It's Final Exam Time

I give my last final exam of the semester tomorrow to my MBAs. Just for the heck of it, I named all the companies and individuals in the problems after characters from Terry Pratchett's Discworld novels. I wonder if anyone in the class will notice?

If they do, I'll probably give them extra credit.

Bill Miller: The Stock Picker's Defeat

From 1991 to 2005, Bill Miller (superstar mutual fund manager for Legg Mason's Value Trust) beat the S&P every year - a record no other manager has ever come close to matching. Then, this last year the bottom fell out and his fund lost 58% (about 20% more than the typical fund.

The Wall Street Journal has a great interview of Miller, and here's the best line:
This meltdown has provided a lesson for Mr. Miller and other "value" investors: A stock may look tantalizingly cheap, but sometimes that's for good reason.
It's a very good piece for discussing in class, since it touches on a lot of issues related to market efficiency. Read the whole thing here.

When Diversification Doesn't Work

Dilbert.com
I'm not sure, but I think it has something to do with correlation...

The Long-Run and International Evidence on the Value Premium

The term "Value Premium" refers to the empirical observation that firms with low price multiples (i.e Price/Book, Price/Earnings, Price/Cash Flow) have tended to have higher returns than their high-multiple counterparts - even after controlling for risk. People give a lot of possible reasons for this - we have a bad model for controlling for risk, there are behavioral biases, or it's simply a case of data diving.

I just came across a paper by a group known as the Brandeis Institute titled "Value vs. Glamour: A Global Phenomenon" that seems to rule out the data diving story. They examine the evidence for the value premium both across time (the mid 1960's to the present) and internationally.
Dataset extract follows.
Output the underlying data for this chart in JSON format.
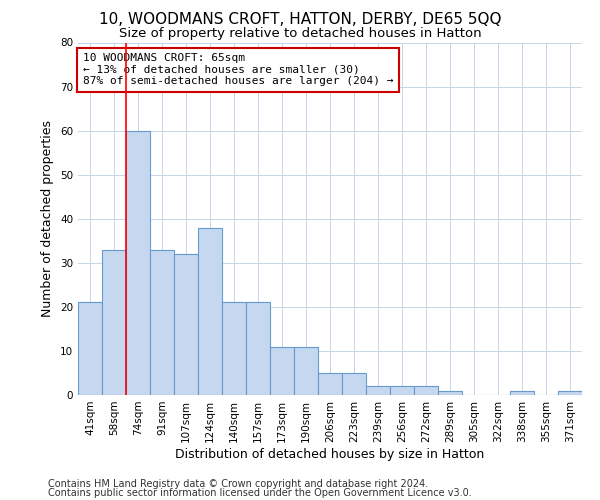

They found that
While the degree of outperformance of value stocks vs. glamour stocks varied across data sets, what strikes us as most significant was the consistency the value premium exhibited:
  • across valuation metrics, such as price-to-book, price-to-cash flow, price-to-earnings,and sales growth
  • across time, which in this study applies to the 1968-2008 period for U.S. stocks,and the 1980-2008 period for non-U.S. stocks
  • across regions, as the results indicated a value premium in developed markets in North America, Europe, and Asia
  • across market capitalizations, as the relative outperformance of value stocks to glamour stocks was evident among both large- and small-cap stock universes.
The paper has a lot of nice graphs that could be useful in class. You can read the whole thing here.

HT: CXO Advisory Group

The Final Throes of the Semester

It's that time of the semester:
  • Only one meeting left for each of my classes.
  • My student-managed fund survive their end-of semester presentation to the advisory board
  • I've graded and handed back all assignments except for final exams
  • I've even given out and collected my evaluations
Now all I have to do is make up my finals, give them, and grade them.

The crop is almost in. And man, oh man is it about time.

One of the things I like about this career is that it has a rhythm to it - we have new "crops" each semester, and a feeling of accomplishment once the semester is done. But that final week or two is always a bit crazy.

So, to all my readers: If you're a student, good luck on your exams and projects. If you're faculty, hang in there - it's almost time for the break.

New Blog on Markets

Al Roth (the George Gund Professor of Economics at Harvard) is extremely well known in the fields of game theory and market design. For just a few examples, he's published highly cited work on the market for donor organs, matching medical students with residencies, and matching public school children with schools. He also

Now he has a blog, titled (appropriately enough) Market Design. It's definitely worth a look-see.

HT: Marginal Revolution

Credit Default Swaps and Arctic Expeditions

This weekend I posted a video of a "whiteboard" talk by Paddy Hirsch of Marketplace, in which he explains CDOs and the credit crisis. Here's another one where he explains Credit Default Swaps (CDS) using the analogy of an arctic expedition.

Since I'm teaching Fixed Income next year, I'm sure some of these will make their way into my class.